- A new study suggests there may be a link between soda consumption and male pattern hair loss.
- Even one soda per day could be a problem, say the authors.
- However, experts say there are many factors involved in hair loss.
- Regardless of whether sugar affects hair loss, nutritionists say cutting sugar can help you stay healthy.
If you are a man concerned about losing your hair, the answer may be to quit drinking soda.
A study published in the journal Nutrients on January 1, 2023, indicates that drinking even one soda per day was linked to a greater risk of hair loss.
The presence of anxiety disorders, chronic diseases, obesity, or tooth decay might play some role in the process as well.
The researchers at Tsinghua University in Beijing write that male pattern hair loss (MPHL) is on the rise while the age of incidence continues to grow lower. It can sometimes occur as early as the teens or early twenties, according to the American Academy of Dermatology Association. However, by the age of 50, half of all white men will have this type of hair loss.
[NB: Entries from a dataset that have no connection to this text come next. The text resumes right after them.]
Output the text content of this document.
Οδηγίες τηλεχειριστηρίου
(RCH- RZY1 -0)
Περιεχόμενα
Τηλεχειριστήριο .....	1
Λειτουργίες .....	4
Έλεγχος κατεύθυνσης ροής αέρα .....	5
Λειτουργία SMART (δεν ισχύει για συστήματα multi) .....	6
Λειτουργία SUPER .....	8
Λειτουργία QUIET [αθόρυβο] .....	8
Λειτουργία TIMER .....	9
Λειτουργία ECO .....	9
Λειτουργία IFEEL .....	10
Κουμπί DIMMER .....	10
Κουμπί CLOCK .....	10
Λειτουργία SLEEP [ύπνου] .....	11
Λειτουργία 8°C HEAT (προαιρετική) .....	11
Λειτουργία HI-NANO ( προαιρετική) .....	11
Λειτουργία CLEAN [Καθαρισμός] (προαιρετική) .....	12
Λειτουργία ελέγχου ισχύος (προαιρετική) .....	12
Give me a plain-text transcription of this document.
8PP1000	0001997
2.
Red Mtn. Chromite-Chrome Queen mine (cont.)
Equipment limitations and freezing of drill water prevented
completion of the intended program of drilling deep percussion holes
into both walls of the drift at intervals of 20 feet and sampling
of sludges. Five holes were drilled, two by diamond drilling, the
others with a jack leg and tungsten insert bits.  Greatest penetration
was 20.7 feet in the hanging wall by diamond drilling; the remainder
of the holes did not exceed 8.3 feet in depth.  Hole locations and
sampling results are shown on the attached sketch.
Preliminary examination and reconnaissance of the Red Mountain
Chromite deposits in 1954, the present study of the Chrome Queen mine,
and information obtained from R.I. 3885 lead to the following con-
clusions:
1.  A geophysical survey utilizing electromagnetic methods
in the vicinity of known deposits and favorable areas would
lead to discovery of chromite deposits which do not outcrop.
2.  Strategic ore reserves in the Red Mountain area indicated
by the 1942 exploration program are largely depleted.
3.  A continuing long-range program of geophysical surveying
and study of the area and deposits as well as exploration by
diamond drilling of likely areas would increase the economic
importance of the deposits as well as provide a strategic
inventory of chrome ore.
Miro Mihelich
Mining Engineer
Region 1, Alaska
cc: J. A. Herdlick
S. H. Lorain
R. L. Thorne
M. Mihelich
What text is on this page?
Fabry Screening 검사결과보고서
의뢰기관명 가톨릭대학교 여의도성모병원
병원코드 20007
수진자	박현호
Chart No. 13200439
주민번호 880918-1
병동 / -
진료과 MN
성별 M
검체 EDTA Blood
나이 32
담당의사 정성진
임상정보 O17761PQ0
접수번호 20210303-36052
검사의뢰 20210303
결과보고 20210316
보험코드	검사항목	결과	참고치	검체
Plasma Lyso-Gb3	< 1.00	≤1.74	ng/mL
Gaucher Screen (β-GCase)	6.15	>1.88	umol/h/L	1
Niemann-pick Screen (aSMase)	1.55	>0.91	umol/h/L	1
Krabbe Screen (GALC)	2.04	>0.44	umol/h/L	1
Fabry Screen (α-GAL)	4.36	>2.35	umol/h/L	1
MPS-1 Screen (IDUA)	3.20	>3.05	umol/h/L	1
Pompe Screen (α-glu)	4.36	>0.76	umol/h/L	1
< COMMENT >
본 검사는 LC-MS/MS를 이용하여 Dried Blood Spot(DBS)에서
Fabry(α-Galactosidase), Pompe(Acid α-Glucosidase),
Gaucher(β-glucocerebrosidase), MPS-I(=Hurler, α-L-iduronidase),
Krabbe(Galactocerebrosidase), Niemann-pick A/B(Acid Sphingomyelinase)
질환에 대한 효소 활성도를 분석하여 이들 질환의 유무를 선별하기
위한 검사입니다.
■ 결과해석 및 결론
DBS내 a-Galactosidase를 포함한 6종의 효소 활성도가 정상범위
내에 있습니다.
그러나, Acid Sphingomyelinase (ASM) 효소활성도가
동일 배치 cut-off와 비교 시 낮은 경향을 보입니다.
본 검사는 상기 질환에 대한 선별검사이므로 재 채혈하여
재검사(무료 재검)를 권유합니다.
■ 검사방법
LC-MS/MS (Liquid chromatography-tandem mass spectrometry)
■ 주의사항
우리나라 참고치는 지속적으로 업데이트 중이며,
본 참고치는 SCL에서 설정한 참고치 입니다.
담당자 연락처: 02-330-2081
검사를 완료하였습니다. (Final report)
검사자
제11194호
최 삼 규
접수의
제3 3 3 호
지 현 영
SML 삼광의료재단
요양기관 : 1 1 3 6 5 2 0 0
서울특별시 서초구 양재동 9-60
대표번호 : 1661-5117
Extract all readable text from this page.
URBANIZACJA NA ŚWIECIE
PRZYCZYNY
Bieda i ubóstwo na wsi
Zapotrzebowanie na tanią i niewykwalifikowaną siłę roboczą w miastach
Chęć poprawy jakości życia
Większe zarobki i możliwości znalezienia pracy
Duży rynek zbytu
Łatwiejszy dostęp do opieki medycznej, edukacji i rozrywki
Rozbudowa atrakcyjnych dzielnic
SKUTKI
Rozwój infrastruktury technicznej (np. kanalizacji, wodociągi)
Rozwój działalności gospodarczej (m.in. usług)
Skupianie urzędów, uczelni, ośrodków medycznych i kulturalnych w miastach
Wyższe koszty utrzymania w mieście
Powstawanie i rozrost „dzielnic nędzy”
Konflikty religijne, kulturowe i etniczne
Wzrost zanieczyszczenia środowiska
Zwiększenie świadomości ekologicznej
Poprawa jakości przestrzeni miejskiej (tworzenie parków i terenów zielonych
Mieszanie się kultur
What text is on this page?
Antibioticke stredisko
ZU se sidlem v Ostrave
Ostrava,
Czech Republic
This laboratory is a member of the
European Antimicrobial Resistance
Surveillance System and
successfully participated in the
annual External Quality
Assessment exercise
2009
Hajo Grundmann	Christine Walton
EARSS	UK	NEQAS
The study authors note that MPHL is a progressive and non-scarring form of hair loss related to factors like genetics, anxiety, sleep time, age, body mass index, disease history, physical activities, and smoking.
Diet is also thought to play a role in its development, especially Western diets which prominently feature the consumption of added sugars. It is believed that high sugar intake might trigger polyol pathways, thus leading to hair loss.
Given that hair loss can be a significant source of psychological distress and low self-esteem in men, the research team sought to examine whether sugar-sweetened beverages — like soft drinks, juice, energy drinks, milk, tea, and coffee — might increase the risk for MPHL, noting that 63% of young people and 49% of adults in the U.S. drink these beverages each day.
The researchers looked at data gathered from 1,028 Chinese men between the ages of 18 and 45 that was collected between January and April 2022.
The men were asked to provide information about their lifestyle habits, including their consumption of sweetened drinks, as well as any hair loss that they might have experienced.
What the team found upon analysis of the data is that there was a significant association between drinking sugar-sweetened beverages and male hair loss, even with consumption as low as one drink per day. Also, higher consumption levels appeared to increase this risk even further.
Dr. Susan Massick, associate professor of dermatology at The Ohio State University Wexner Medical Center, urges caution in interpreting what these results mean.
“The study findings do not support the misleading conclusion that sugar-sweetened beverages increase the risk of male pattern hair loss …,” she said, pointing out that there are limitations in the study’s design.
“Diet does play a critical role in your overall health, particularly regarding risk for developing obesity, hyperlipidemia, diabetes, and hypertension; however, male-pattern hair loss is multifactorial. This study does not prove a causal effect that indulging in sugar-sweetened drinks induces male pattern thinning.”
The study authors concede this point as well, noting that additional research is necessary to confirm a direct link between sugar-laden drinks and hair loss.
At this point, there is only a statistical association between these two variables. It’s not clear whether one causes the other.
Massick explained that a holistic approach to treatment should be the primary goal in dealing with MPHL.
“Male pattern hair loss can be treated, but timing and early intervention are important,” she said.
One important step is to seek out a board certified dermatologist and start treatment early, said Massick. Drugs like topical minoxidil and/or oral finasteride can help to preserve your hair before you lose a significant amount.
Massick further points to generally looking after your physical health as an important step you can take.
“Reverse anything that is reversible and focus on preventive care and treatment management of any underlying medical issues, including obesity, diabetes, hypertension, thyroid conditions, and poor nutrition,” she said.
She also advises men to stop smoking and follow a well-balanced diet.
While it remains uncertain what role a reduction in sugar consumption might play in preventing hair loss, Shereen Jegtvig, who teaches nutrition at the University of Bridgeport in Connecticut, indicates that eating and drinking less sugar is an important part of being healthy.
Cutting out empty calories with little or no nutritional value like sugary soft drinks and energy drinks can improve your health in several ways, she said.
“This can help a man reach and maintain a healthy weight. Reducing sugar is better for teeth and can lower a young guy’s risk of tooth decay. It can also help settle down bouts of acne. And while a young man might not think about it much right now, reducing sugar can reduce the risk of diabetes and heart disease later on in life.”
Jegtvig added that one way to reduce your sugar intake is to swap out sugary sodas and energy drinks for non-caloric versions or water.
“Vegetable juice is another good option with good nutrition,” said Jegtvig.
Jegtvig further advised that instead of snacking on candy or cookies, you can opt for whole fruits and vegetables which are low in calories but packed with nutrients.
You can also make a trail mix with nuts, granola, or dried fruits, she suggested.
“A lot of processed foods have added sugars too,” she concluded. “Check the ingredients label and grams of sugar on the nutrition label.”